Druid Sneak Peek: Schema Inference and Arrays

One of the strong points of Druid has always been built-in schema evolution. However, upon getting data of changing shape into Druid, you had two choices:

either, specify each field with its type in the ingestion spec, which requires to know all the fields ahead of time
or pick up whatever comes in using schemaless ingestion, with the downside that any dimension ingested that way would be interpreted as a string.

The good news is that this is going to change. Druid 26 is going to come with the ability to infer its schema completely from the input data, and even ingest structured data automatically.

Disclaimer: This tutorial uses undocumented functionality and unreleased code. This blog is neither endorsed by Imply nor by the Apache Druid PMC. It merely collects the results of personal experiments. The features described here might, in the final release, work differently, or not at all. In addition, the entire build, or execution, may fail.
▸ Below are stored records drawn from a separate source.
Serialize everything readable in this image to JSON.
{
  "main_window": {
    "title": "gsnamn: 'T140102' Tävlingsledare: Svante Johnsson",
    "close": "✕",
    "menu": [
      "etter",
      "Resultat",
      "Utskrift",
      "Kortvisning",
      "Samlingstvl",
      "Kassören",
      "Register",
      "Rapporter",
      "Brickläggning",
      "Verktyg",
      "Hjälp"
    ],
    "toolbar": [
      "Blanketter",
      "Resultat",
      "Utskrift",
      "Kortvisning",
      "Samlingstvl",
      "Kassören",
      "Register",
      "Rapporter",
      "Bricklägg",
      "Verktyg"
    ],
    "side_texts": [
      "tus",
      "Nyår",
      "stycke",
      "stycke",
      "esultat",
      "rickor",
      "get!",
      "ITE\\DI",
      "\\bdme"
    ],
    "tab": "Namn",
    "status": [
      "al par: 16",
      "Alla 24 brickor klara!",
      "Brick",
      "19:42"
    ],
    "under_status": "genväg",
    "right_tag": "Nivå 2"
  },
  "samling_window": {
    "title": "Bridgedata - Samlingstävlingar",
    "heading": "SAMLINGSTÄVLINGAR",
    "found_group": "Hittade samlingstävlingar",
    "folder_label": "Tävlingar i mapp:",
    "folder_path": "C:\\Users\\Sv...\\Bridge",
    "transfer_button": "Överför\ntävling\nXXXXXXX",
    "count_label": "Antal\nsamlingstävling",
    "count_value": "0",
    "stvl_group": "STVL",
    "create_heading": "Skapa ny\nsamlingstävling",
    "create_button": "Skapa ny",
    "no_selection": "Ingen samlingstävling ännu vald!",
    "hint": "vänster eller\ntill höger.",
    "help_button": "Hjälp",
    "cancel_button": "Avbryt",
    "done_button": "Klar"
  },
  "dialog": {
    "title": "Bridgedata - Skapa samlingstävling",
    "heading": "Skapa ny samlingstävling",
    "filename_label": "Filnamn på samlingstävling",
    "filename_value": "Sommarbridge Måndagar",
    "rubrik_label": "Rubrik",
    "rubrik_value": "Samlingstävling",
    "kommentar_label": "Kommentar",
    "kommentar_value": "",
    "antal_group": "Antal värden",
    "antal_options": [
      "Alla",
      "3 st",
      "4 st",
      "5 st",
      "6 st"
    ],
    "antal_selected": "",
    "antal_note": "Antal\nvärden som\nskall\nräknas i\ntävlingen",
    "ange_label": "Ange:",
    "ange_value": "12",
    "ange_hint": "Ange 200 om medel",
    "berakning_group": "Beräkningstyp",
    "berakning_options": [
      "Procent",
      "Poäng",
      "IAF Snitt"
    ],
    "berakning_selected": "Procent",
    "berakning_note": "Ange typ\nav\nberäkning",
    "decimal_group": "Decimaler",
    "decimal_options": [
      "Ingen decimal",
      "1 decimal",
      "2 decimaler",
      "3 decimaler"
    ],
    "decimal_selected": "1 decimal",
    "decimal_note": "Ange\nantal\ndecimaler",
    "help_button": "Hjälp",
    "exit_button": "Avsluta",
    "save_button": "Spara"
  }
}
Your mileage may vary.

Druid 26 hasn’t been released yet, but you can build Druid from the master branch of the repository and try out the new features.

I am going to pick up the multi-value dimensions example from last week, but this time I want you to get an idea how these types of scenarios are going to be handled in the future. We are going to:

ingest data using the new schema discovery feature
ingest structured data into an SQL ARRAY
show how GROUP BY and lateral joins work with that array.

Ingestion: Schema Inference

We are using the ristorante dataset that you can find here, but with a little twist: On the Configure schema tab, uncheck Explicitly specify dimension list.

Set autodetect

Confirm the warning dialog that pops up, and continue modeling the data. When you proceed to the Edit spec stage, you can see a new setting that slipped in:

Autodetect

The dimensionsSpec has no dimension list now, but there is a new flag useSchemaDiscovery:

      "dimensionsSpec": {
        "useSchemaDiscovery": true,
        "includeAllDimensions": true,
        "dimensionExclusions": []
      }

Querying the data

Let’s look at the resulting data with a simple SELECT * query:

Select all

Notice how Druid has automatically detected that orders is an array of primitives (strings, in this case.) You recognize this by the symbol next to the columns name, which now looks like this: [··]. In older versions, this would have been either a multi-value string. But now, Druid has true ARRAY columns!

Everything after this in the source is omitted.